Halloween is incomplete without its favorite "caramel apples" punctured with dipping sticks. However, a latest research suggests that caramel apples are likely to become the hotbed of deadly Listeria if these are not refrigerated properly or consumed fresh.
The 2014 Listeria outbreak that left 35 infected and 7 dead was ultimately linked to the use of pre-packaged caramel apples. The fact that caramel apples are actually too acidic for the bacteria to grow triggered the researchers at the University of Wisconsin-Madison's Food Research Institute to study how the favorite Halloween treat acts as a source of deadly Listeria monocytogenes.
During the study, the researchers swabbed the apples with bacteria before dipping them in caramel with the help of tongs. Once the apples cooled down, they were stored for a period of four to six weeks at temperatures ranging from 77 to 44.6 degrees.

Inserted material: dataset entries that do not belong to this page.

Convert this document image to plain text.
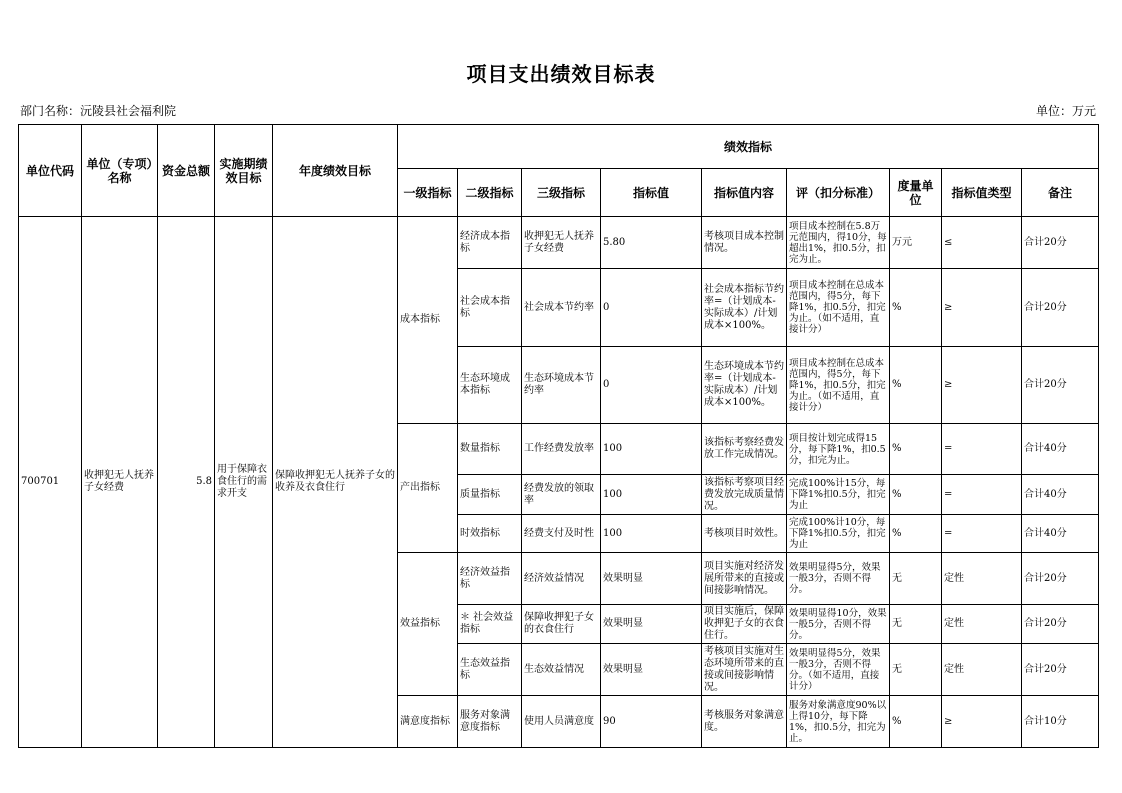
项目支出绩效目标表
部门名称：沅陵县社会福利院	单位：万元
单位代码	单位（专项）名称	资金总额	实施期绩效目标	年度绩效目标	绩效指标								
					一级指标	二级指标	三级指标	指标值	指标值内容	评（扣分标准）	度量单位	指标值类型	备注
700701	收押犯无人抚养子女经费	5.8	用于保障衣食住行的需求开支	保障收押犯无人抚养子女的收养及衣食住行	成本指标	经济成本指标	收押犯无人抚养子女经费	5.80	考核项目成本控制情况。	项目成本控制在5.8万元范围内，得10分，每超出1%，扣0.5分，扣完为止。	万元	≤	合计20分
						社会成本指标	社会成本节约率	0	社会成本指标节约率=（计划成本-实际成本）/计划成本×100%。	项目成本控制在总成本范围内，得5分，每下降1%，扣0.5分，扣完为止。（如不适用，直接计分）	%	≥	合计20分
						生态环境成本指标	生态环境成本节约率	0	生态环境成本节约率=（计划成本-实际成本）/计划成本×100%。	项目成本控制在总成本范围内，得5分，每下降1%，扣0.5分，扣完为止。（如不适用，直接计分）	%	≥	合计20分
					产出指标	数量指标	工作经费发放率	100	该指标考察经费发放工作完成情况。	项目按计划完成得15分，每下降1%，扣0.5分，扣完为止。	%	=	合计40分
						质量指标	经费发放的领取率	100	该指标考察项目经费发放完成质量情况。	完成100%计15分，每下降1%扣0.5分，扣完为止	%	=	合计40分
						时效指标	经费支付及时性	100	考核项目时效性。	完成100%计10分，每下降1%扣0.5分，扣完为止	%	=	合计40分
					效益指标	经济效益指标	经济效益情况	效果明显	项目实施对经济发展所带来的直接或间接影响情况。	效果明显得5分，效果一般3分，否则不得分。	无	定性	合计20分
						＊ 社会效益指标	保障收押犯子女的衣食住行	效果明显	项目实施后，保障收押犯子女的衣食住行。	效果明显得10分，效果一般5分，否则不得分。	无	定性	合计20分
						生态效益指标	生态效益情况	效果明显	考核项目实施对生态环境所带来的直接或间接影响情况。	效果明显得5分，效果一般3分，否则不得分。（如不适用，直接计分）	无	定性	合计20分
					满意度指标	服务对象满意度指标	使用人员满意度	90	考核服务对象满意度。	服务对象满意度90%以上得10分，每下降1%，扣0.5分，扣完为止。	%	≥	合计10分
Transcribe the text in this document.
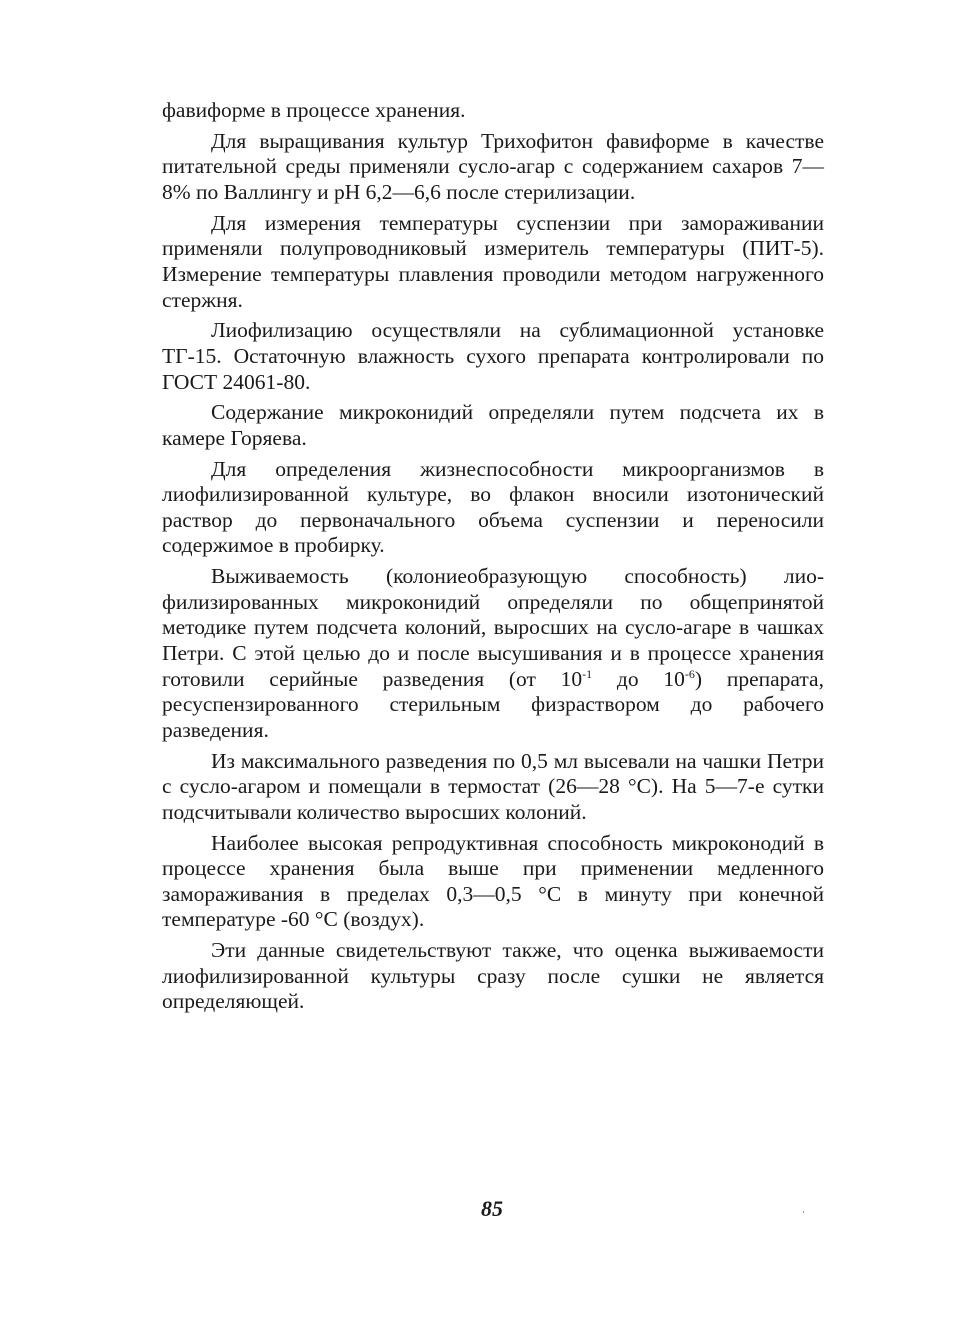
фавиформе в процессе хранения.

Для выращивания культур Трихофитон фавиформе в качестве питательной среды применяли сусло-агар с содержанием сахаров 7—8% по Валлингу и pH 6,2—6,6 после стерилизации.

Для измерения температуры суспензии при замораживании применяли полупроводниковый измеритель температуры (ПИТ-5). Измерение температуры плавления проводили методом нагруженного стержня.

Лиофилизацию осуществляли на сублимационной установке ТГ-15. Остаточную влажность сухого препарата контролировали по ГОСТ 24061-80.

Содержание микроконидий определяли путем подсчета их в камере Горяева.

Для определения жизнеспособности микроорганизмов в лиофилизированной культуре, во флакон вносили изотонический раствор до первоначального объема суспензии и переносили содержимое в пробирку.

Выживаемость (колониеобразующую способность) лиофилизированных микроконидий определяли по общепринятой методике путем подсчета колоний, выросших на сусло-агаре в чашках Петри. С этой целью до и после высушивания и в процессе хранения готовили серийные разведения (от $10^{-1}$ до $10^{-6}$) препарата, ресуспензированного стерильным физраствором до рабочего разведения.

Из максимального разведения по 0,5 мл высевали на чашки Петри с сусло-агаром и помещали в термостат (26—28 °С). На 5—7-е сутки подсчитывали количество выросших колоний.

Наиболее высокая репродуктивная способность микроконодий в процессе хранения была выше при применении медленного замораживания в пределах 0,3—0,5 °С в минуту при конечной температуре -60 °С (воздух).

Эти данные свидетельствуют также, что оценка выживаемости лиофилизированной культуры сразу после сушки не является определяющей.

85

The analysis of the surface of the apples at the end of the storage period showed that the hot temperature of the caramel had not killed the bacteria. The team also found that the caramel surface provided a ground for the bacteria to grow and survive.
Since the bacteria could grow even in the refrigerated temperature, the researchers say that they could potentially cause an infection if consumed after weeks of being prepared.
"If someone ate those apples, fresh, they probably would not get sick," said lead study co-author Kathleen Glass of the Food Research Institute, in a statement. "But because caramel-dipped apples are typically set out at room temperature for multiple days, maybe up to two weeks, it is enough time for the bacteria to grow."
The researchers also found that in the case of apples punctured with a stick, the concentration of the bacterial growth remained around the stick.
Although the research team deliberately infected the apples with the bacteria, it can still come from anywhere during the preparation of the dish. Therefore, it is recommended to wash the apples in the kitchen before preparing caramel apple and think twice before purchasing store-bought caramel apple.